O humor antecede o amor, disse Erica. Diz ela: saboreleio seu blog.
Influenciada ou não, saboreleio é o máximo.
Tenho saborelido algumas coisas, Erica.
Com ou sem amor, com ou sem humor.

Comecei finalmente a ler um livro que ganhei no natal passado: La Sombra del Viento.
Esse eu tenho saborelido com aMOR. Com muito Amor.
É que Barceloni me parece mais perto lendo o livro. Sim, resolvi mudar o nome de Barcelona.
Eu posso, Barcelona é minha.

A minha Barcelona é única, é toda, é tudo, é Barceloni.

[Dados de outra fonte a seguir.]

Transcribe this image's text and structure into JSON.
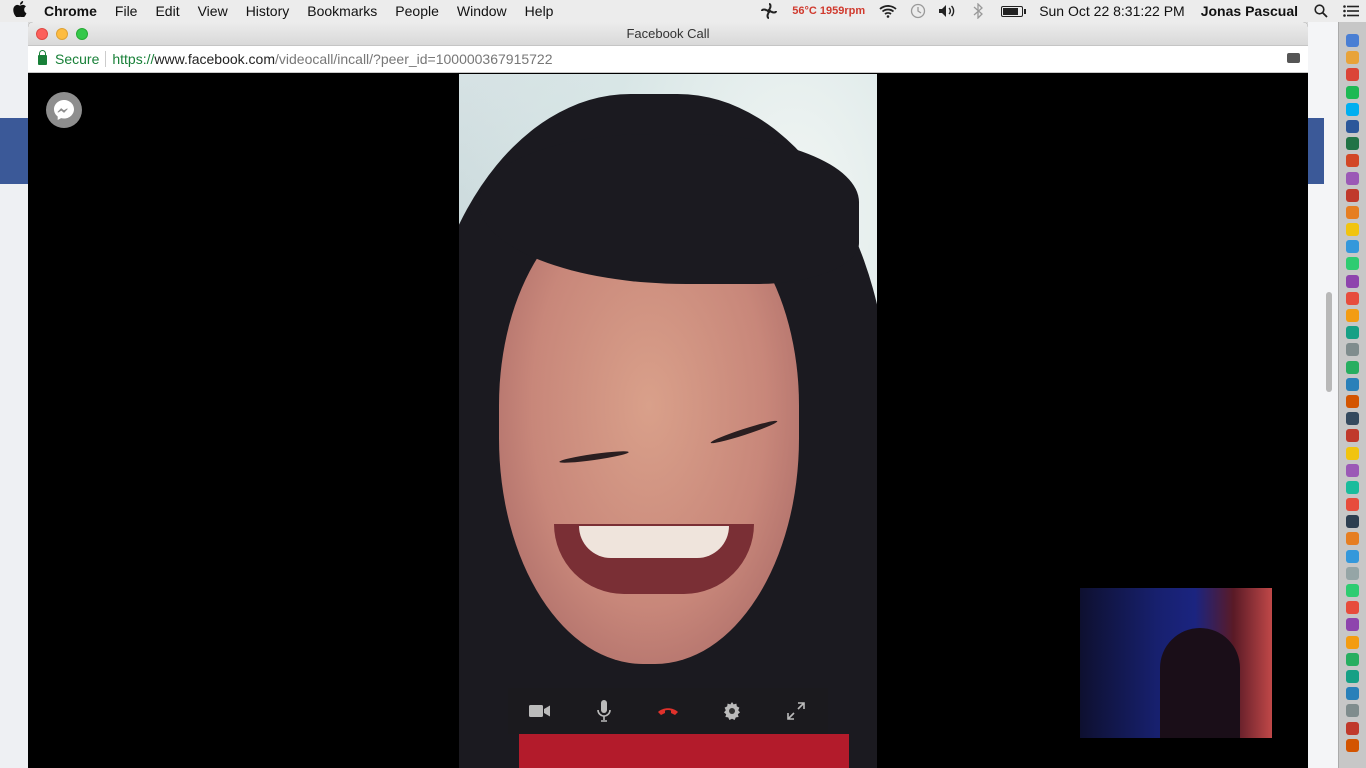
{
  "menubar": {
    "app_name": "Chrome",
    "menus": [
      "File",
      "Edit",
      "View",
      "History",
      "Bookmarks",
      "People",
      "Window",
      "Help"
    ],
    "temperature": "56°C 1959rpm",
    "clock": "Sun Oct 22  8:31:22 PM",
    "user": "Jonas Pascual",
    "battery_level": 0.9,
    "icons": [
      "apple-icon",
      "fan-icon",
      "wifi-icon",
      "time-machine-icon",
      "volume-icon",
      "bluetooth-icon",
      "battery-icon",
      "search-icon",
      "notifications-icon"
    ]
  },
  "window": {
    "title": "Facebook Call",
    "url": {
      "secure_label": "Secure",
      "scheme": "https://",
      "domain": "www.facebook.com",
      "path": "/videocall/incall/?peer_id=100000367915722"
    }
  },
  "call": {
    "controls": [
      "camera-icon",
      "microphone-icon",
      "end-call-icon",
      "settings-icon",
      "fullscreen-icon"
    ],
    "end_call_color": "#e0312b"
  },
  "dock": {
    "colors": [
      "#4a7fd4",
      "#e8a33a",
      "#db4437",
      "#1db954",
      "#00aff0",
      "#2b579a",
      "#217346",
      "#d24726",
      "#9b59b6",
      "#c0392b",
      "#e67e22",
      "#f1c40f",
      "#3498db",
      "#2ecc71",
      "#8e44ad",
      "#e74c3c",
      "#f39c12",
      "#16a085",
      "#7f8c8d",
      "#27ae60",
      "#2980b9",
      "#d35400",
      "#34495e",
      "#c0392b",
      "#f1c40f",
      "#9b59b6",
      "#1abc9c",
      "#e74c3c",
      "#2c3e50",
      "#e67e22",
      "#3498db",
      "#95a5a6",
      "#2ecc71",
      "#e74c3c",
      "#8e44ad",
      "#f39c12",
      "#27ae60",
      "#16a085",
      "#2980b9",
      "#7f8c8d",
      "#c0392b",
      "#d35400"
    ]
  }
}
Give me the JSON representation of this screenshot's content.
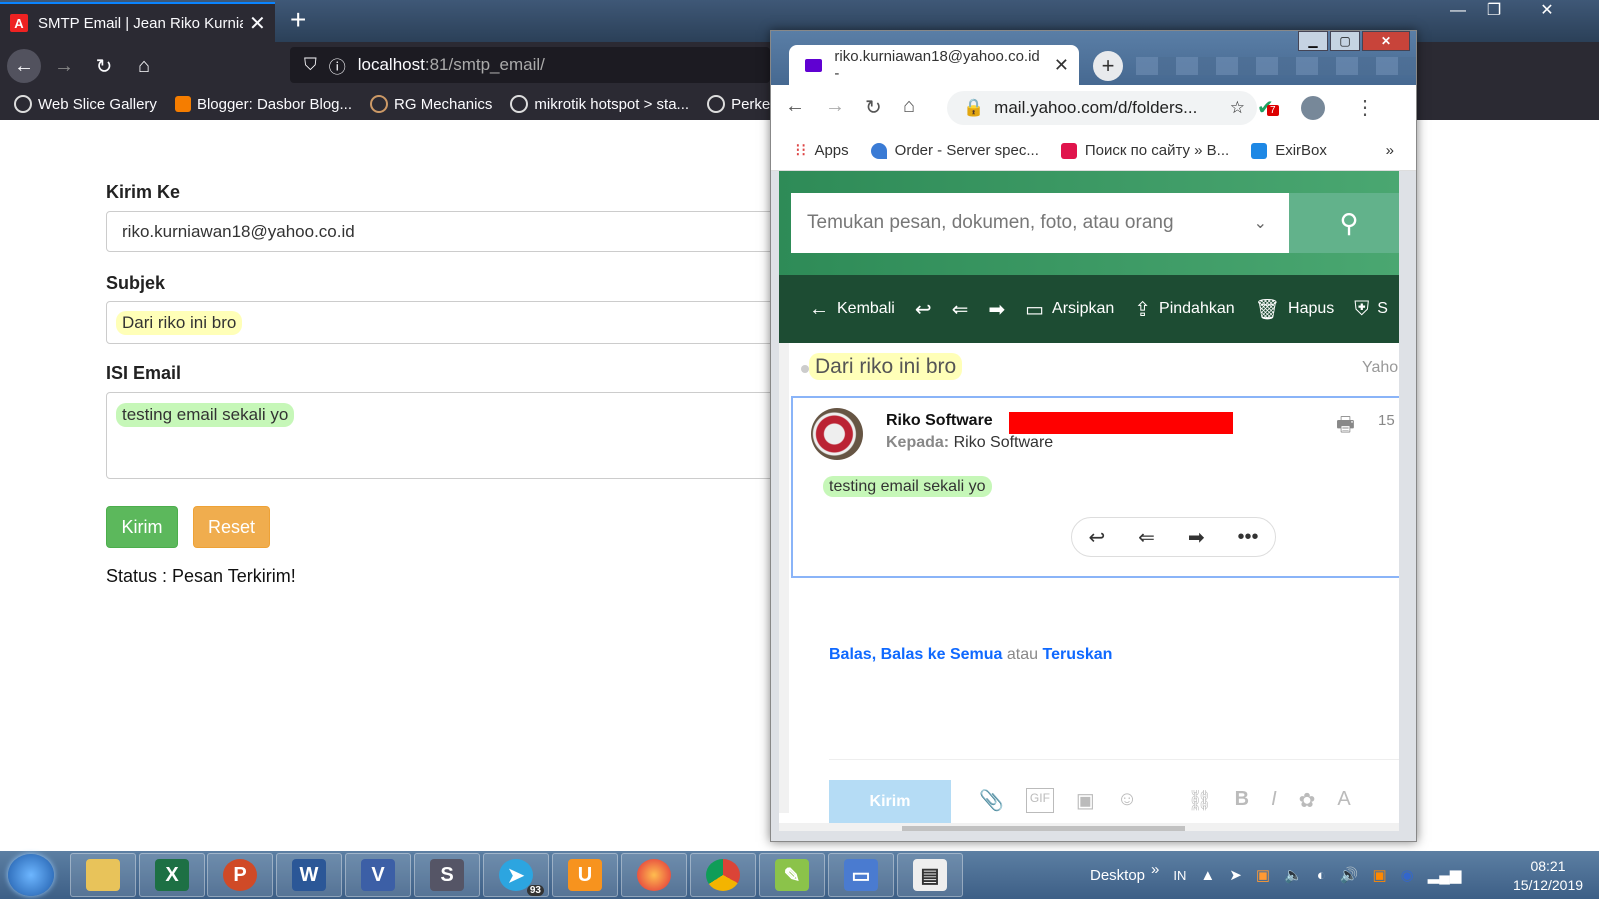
{
  "main_browser": {
    "tab_title": "SMTP Email | Jean Riko Kurniaw",
    "url_host": "localhost",
    "url_rest": ":81/smtp_email/",
    "bookmarks": [
      "Web Slice Gallery",
      "Blogger: Dasbor Blog...",
      "RG Mechanics",
      "mikrotik hotspot > sta...",
      "Perker"
    ]
  },
  "form": {
    "to_label": "Kirim Ke",
    "to_value": "riko.kurniawan18@yahoo.co.id",
    "subject_label": "Subjek",
    "subject_value": "Dari riko ini bro",
    "body_label": "ISI Email",
    "body_value": "testing email sekali yo",
    "send_button": "Kirim",
    "reset_button": "Reset",
    "status": "Status : Pesan Terkirim!"
  },
  "popup": {
    "tab_title": "riko.kurniawan18@yahoo.co.id -",
    "url": "mail.yahoo.com/d/folders...",
    "ext_badge": "7",
    "bookmarks": [
      "Apps",
      "Order - Server spec...",
      "Поиск по сайту » В...",
      "ExirBox"
    ],
    "search_placeholder": "Temukan pesan, dokumen, foto, atau orang",
    "actions": {
      "back": "Kembali",
      "archive": "Arsipkan",
      "move": "Pindahkan",
      "delete": "Hapus",
      "spam": "S"
    },
    "subject": "Dari riko ini bro",
    "yahoo_label": "Yaho",
    "sender": "Riko Software",
    "to_label": "Kepada:",
    "to_name": "Riko Software",
    "date": "15",
    "body": "testing email sekali yo",
    "reply": "Balas",
    "reply_all": "Balas ke Semua",
    "or": "atau",
    "forward": "Teruskan",
    "send": "Kirim"
  },
  "taskbar": {
    "telegram_badge": "93",
    "desktop_label": "Desktop",
    "lang": "IN",
    "time": "08:21",
    "date": "15/12/2019"
  },
  "colors": {
    "accent_green": "#5cb85c",
    "accent_orange": "#f0ad4e",
    "yahoo_dark": "#1d4c33",
    "yahoo_link": "#0f69ff"
  }
}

Da última vez que estive lá, passei em baixo do arco-íris (clique e veja que é verdade), dentro do avião, no meu pouso depois da grande tempestade. Um ano se passou. Eu voltava do Caminho de Santiago e havia chovido e lavado toda a sujeirinha que eu e Barcelona acumulamos ao longo de nossas muitas vidas. Eu, de coração novo, em festa, em ebulição, em dúvidas, em gritos. Nessa época, meu coração ia na frente, que já andava por si só, tal o com-passo revelado no Caminho.
Nem dá pra dizer. Meu próximo livro tá quase pronto, vai explicar isso melhor.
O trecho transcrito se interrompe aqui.